La inflación en EE. UU. supera lo previsto y se agravan las tensiones en Oriente Medio

Según Huo Xing Finance, el 16 de mayo los mercados globales cerraron una semana marcada por el doble impacto de la inflación y el repunte del riesgo geopolítico. En Estados Unidos, los datos de abril del IPC y del IPP superaron las previsiones, lo que llevó a los inversores a recortar rápidamente las expectativas de bajadas de tipos. El ajuste disparó las rentabilidades de la deuda: el bono del Tesoro a 30 años superó el 5,1% y tocó su nivel más alto desde 2007. Con la aprobación oficial de Kevin Warsh como próximo presidente de la Fed, el mercado ha reforzado el escenario de tipos "más altos durante más tiempo" e incluso ha empezado a descontar la posibilidad de nuevas subidas. En Oriente Medio, la tensión sigue elevada. Las negociaciones nucleares entre EE. UU. e Irán se han aplazado, con mensajes duros por ambas partes.
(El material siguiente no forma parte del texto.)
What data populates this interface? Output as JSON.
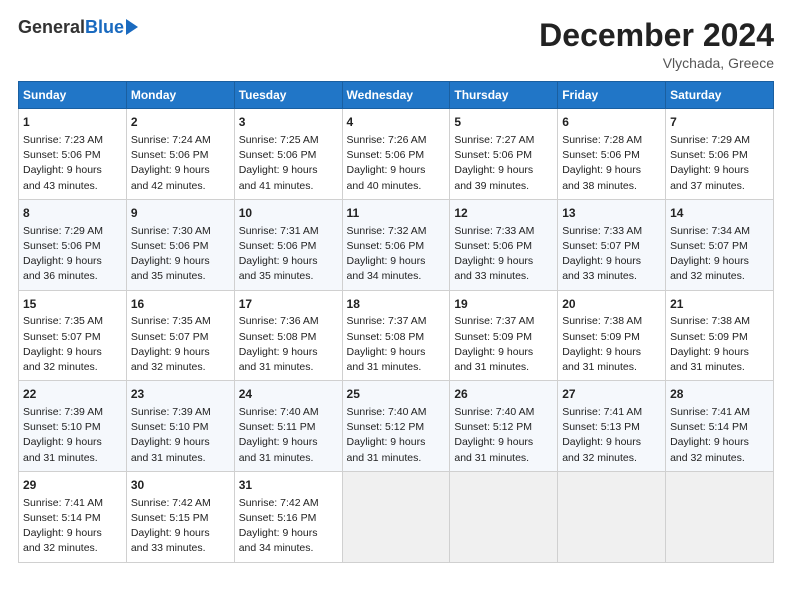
{
  "header": {
    "logo_general": "General",
    "logo_blue": "Blue",
    "main_title": "December 2024",
    "subtitle": "Vlychada, Greece"
  },
  "calendar": {
    "weekdays": [
      "Sunday",
      "Monday",
      "Tuesday",
      "Wednesday",
      "Thursday",
      "Friday",
      "Saturday"
    ],
    "weeks": [
      [
        {
          "day": "1",
          "info": "Sunrise: 7:23 AM\nSunset: 5:06 PM\nDaylight: 9 hours and 43 minutes."
        },
        {
          "day": "2",
          "info": "Sunrise: 7:24 AM\nSunset: 5:06 PM\nDaylight: 9 hours and 42 minutes."
        },
        {
          "day": "3",
          "info": "Sunrise: 7:25 AM\nSunset: 5:06 PM\nDaylight: 9 hours and 41 minutes."
        },
        {
          "day": "4",
          "info": "Sunrise: 7:26 AM\nSunset: 5:06 PM\nDaylight: 9 hours and 40 minutes."
        },
        {
          "day": "5",
          "info": "Sunrise: 7:27 AM\nSunset: 5:06 PM\nDaylight: 9 hours and 39 minutes."
        },
        {
          "day": "6",
          "info": "Sunrise: 7:28 AM\nSunset: 5:06 PM\nDaylight: 9 hours and 38 minutes."
        },
        {
          "day": "7",
          "info": "Sunrise: 7:29 AM\nSunset: 5:06 PM\nDaylight: 9 hours and 37 minutes."
        }
      ],
      [
        {
          "day": "8",
          "info": "Sunrise: 7:29 AM\nSunset: 5:06 PM\nDaylight: 9 hours and 36 minutes."
        },
        {
          "day": "9",
          "info": "Sunrise: 7:30 AM\nSunset: 5:06 PM\nDaylight: 9 hours and 35 minutes."
        },
        {
          "day": "10",
          "info": "Sunrise: 7:31 AM\nSunset: 5:06 PM\nDaylight: 9 hours and 35 minutes."
        },
        {
          "day": "11",
          "info": "Sunrise: 7:32 AM\nSunset: 5:06 PM\nDaylight: 9 hours and 34 minutes."
        },
        {
          "day": "12",
          "info": "Sunrise: 7:33 AM\nSunset: 5:06 PM\nDaylight: 9 hours and 33 minutes."
        },
        {
          "day": "13",
          "info": "Sunrise: 7:33 AM\nSunset: 5:07 PM\nDaylight: 9 hours and 33 minutes."
        },
        {
          "day": "14",
          "info": "Sunrise: 7:34 AM\nSunset: 5:07 PM\nDaylight: 9 hours and 32 minutes."
        }
      ],
      [
        {
          "day": "15",
          "info": "Sunrise: 7:35 AM\nSunset: 5:07 PM\nDaylight: 9 hours and 32 minutes."
        },
        {
          "day": "16",
          "info": "Sunrise: 7:35 AM\nSunset: 5:07 PM\nDaylight: 9 hours and 32 minutes."
        },
        {
          "day": "17",
          "info": "Sunrise: 7:36 AM\nSunset: 5:08 PM\nDaylight: 9 hours and 31 minutes."
        },
        {
          "day": "18",
          "info": "Sunrise: 7:37 AM\nSunset: 5:08 PM\nDaylight: 9 hours and 31 minutes."
        },
        {
          "day": "19",
          "info": "Sunrise: 7:37 AM\nSunset: 5:09 PM\nDaylight: 9 hours and 31 minutes."
        },
        {
          "day": "20",
          "info": "Sunrise: 7:38 AM\nSunset: 5:09 PM\nDaylight: 9 hours and 31 minutes."
        },
        {
          "day": "21",
          "info": "Sunrise: 7:38 AM\nSunset: 5:09 PM\nDaylight: 9 hours and 31 minutes."
        }
      ],
      [
        {
          "day": "22",
          "info": "Sunrise: 7:39 AM\nSunset: 5:10 PM\nDaylight: 9 hours and 31 minutes."
        },
        {
          "day": "23",
          "info": "Sunrise: 7:39 AM\nSunset: 5:10 PM\nDaylight: 9 hours and 31 minutes."
        },
        {
          "day": "24",
          "info": "Sunrise: 7:40 AM\nSunset: 5:11 PM\nDaylight: 9 hours and 31 minutes."
        },
        {
          "day": "25",
          "info": "Sunrise: 7:40 AM\nSunset: 5:12 PM\nDaylight: 9 hours and 31 minutes."
        },
        {
          "day": "26",
          "info": "Sunrise: 7:40 AM\nSunset: 5:12 PM\nDaylight: 9 hours and 31 minutes."
        },
        {
          "day": "27",
          "info": "Sunrise: 7:41 AM\nSunset: 5:13 PM\nDaylight: 9 hours and 32 minutes."
        },
        {
          "day": "28",
          "info": "Sunrise: 7:41 AM\nSunset: 5:14 PM\nDaylight: 9 hours and 32 minutes."
        }
      ],
      [
        {
          "day": "29",
          "info": "Sunrise: 7:41 AM\nSunset: 5:14 PM\nDaylight: 9 hours and 32 minutes."
        },
        {
          "day": "30",
          "info": "Sunrise: 7:42 AM\nSunset: 5:15 PM\nDaylight: 9 hours and 33 minutes."
        },
        {
          "day": "31",
          "info": "Sunrise: 7:42 AM\nSunset: 5:16 PM\nDaylight: 9 hours and 34 minutes."
        },
        null,
        null,
        null,
        null
      ]
    ]
  }
}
En el estrecho de Ormuz se registraron incidentes de ataques a buques y cambios de rutas marítimas, un factor que mantuvo el petróleo en niveles altos durante la semana: el WTI llegó a superar brevemente los 103 dólares. El Reino Unido también entró en turbulencias políticas. Tras un mal resultado en las elecciones locales, el primer ministro Starmer afrontó presión interna en el Partido Laborista, con más de 90 diputados pidiendo su dimisión. Las bolsas, los bonos y la libra se vieron presionados, y la divisa registró una de sus mayores caídas semanales de los últimos meses. En los mercados de activos, el índice dólar encadenó su quinta subida semanal y anotó su mayor avance semanal en dos meses. El oro y la plata repuntaron por la búsqueda de refugio, pero después revirtieron con fuerza. En Wall Street, tras marcar máximos históricos, las acciones estadounidenses sufrieron una intensa presión vendedora el viernes. En Asia, India anunció un aumento del arancel de importación de oro y límites al volumen importado para aliviar la presión sobre las divisas. En Corea del Sur, Samsung Electronics se enfrenta al riesgo de una gran huelga con más de 50.000 trabajadores, lo que ha obligado al Gobierno a intervenir de urgencia para mediar.